Müller-DietzMeier20010209 Nr. 1259 ZRG 119 (2002) 50
Meier, Rolf, Dialog zwischen Jurisprudenz und Literatur. Richterliche Unabhängigkeit und Rechtsabbildung in E. T. A. Hoffmanns „Das Fräulein von Scuderi“. Nomos, Baden-Baden 1994. 138 S.
Seit einiger Zeit hat das Werk des preußischen Kammergerichtsrats und Dichterjuristen E. T. A. Hoffmann auch zunehmende rechtswissenschaftliche Beachtung gefunden. Gegenstand der Mainzer Dissertation ist die Erzählung „Das Fräulein von Scuderi“, die als erste deutsche Kriminalnovelle gilt und auch und gerade in juristischer Perspektive recht unterschiedlich interpretiert worden ist.
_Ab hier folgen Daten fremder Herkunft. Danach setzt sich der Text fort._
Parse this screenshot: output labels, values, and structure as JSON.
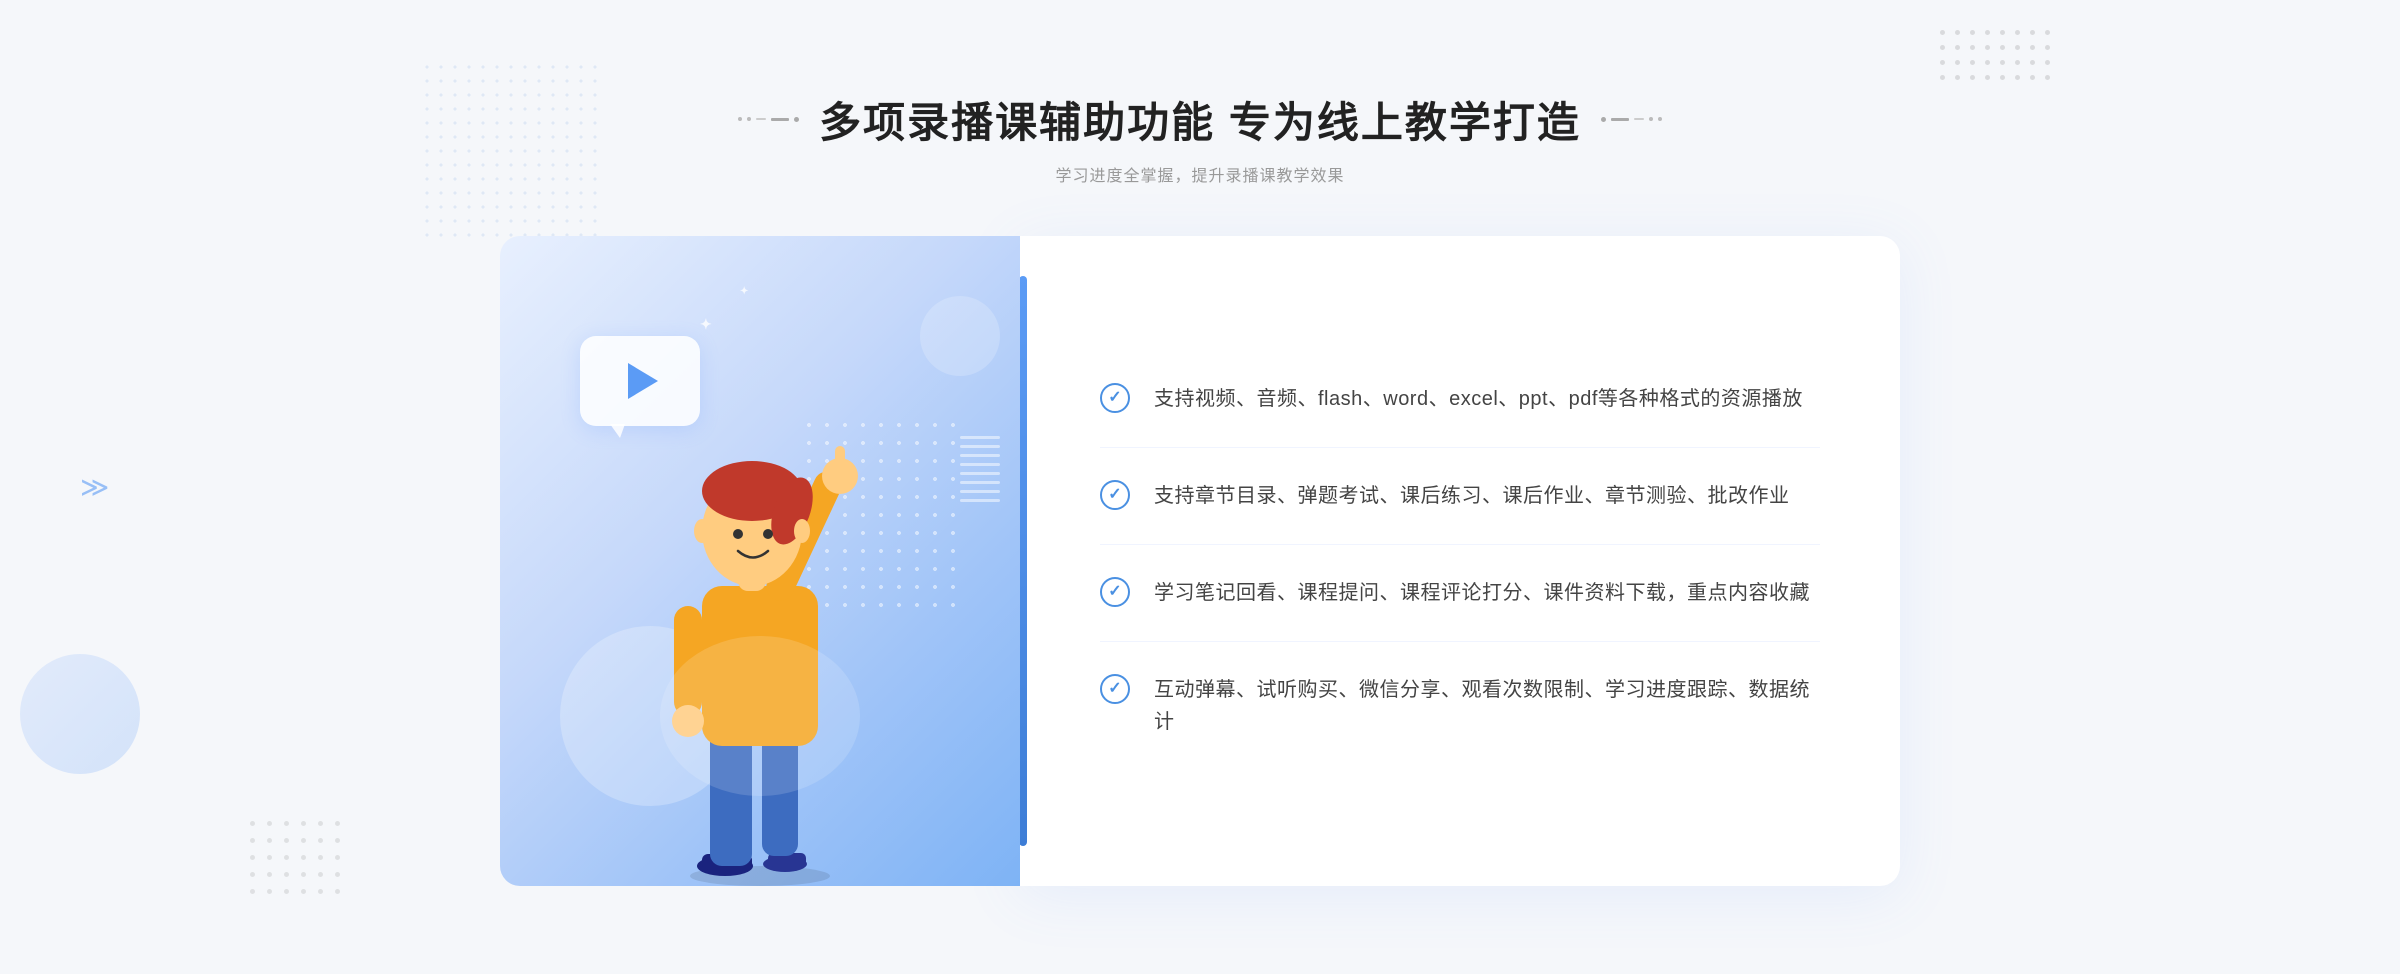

Die Geschichte der Protagonistin, der es dank kluger eigener Recherchen gelingt, den angesehenen Goldschmied Cardillac, der bei einem seiner nächtlichen Mordgänge selbst erstochen wird, als Massenmörder zu entlarven und dadurch die Unschuld des Verlobten der Tochter zu beweisen, lädt in der Tat zu verschiedenen Deutungen ein. Zumal sich das von Ludwig XIV. eingesetzte Sondergericht in seiner fanatischen und blutrünstigen Haltung deutlich von der Einstellung und Verhaltensweise des Fräuleins von Scuderi abhebt. Dementsprechend hat man in der Novelle etwa die Darstellung von Problemen der Beweisführung im Strafverfahren, der Laiengerichtsbarkeit oder von Recht und Gerechtigkeit schlechthin erblicken zu können geglaubt.
Rolf Meier stellt in seiner Studie im einzelnen das historische Umfeld, die Entstehungsgeschichte, den Inhalt und die Rezeptionsgeschichte der Novelle dar. Auf dieser Grundlage sucht er dann den Geschehensablauf am preußischen Straf- und Strafprozessrecht, das zu Lebzeiten des Dichters, also zu Beginn des 19. Jahrhunderts galt, zu messen. Zu einem solchen Vergleich sieht er sich durch die juristisch exakte Rekonstruktion der Vorgänge, die Hoffmann in seiner Novelle vorgenommen hat, herausgefordert, obwohl deren Geschichte ja im Frankreich Ludwigs XIV. spielt.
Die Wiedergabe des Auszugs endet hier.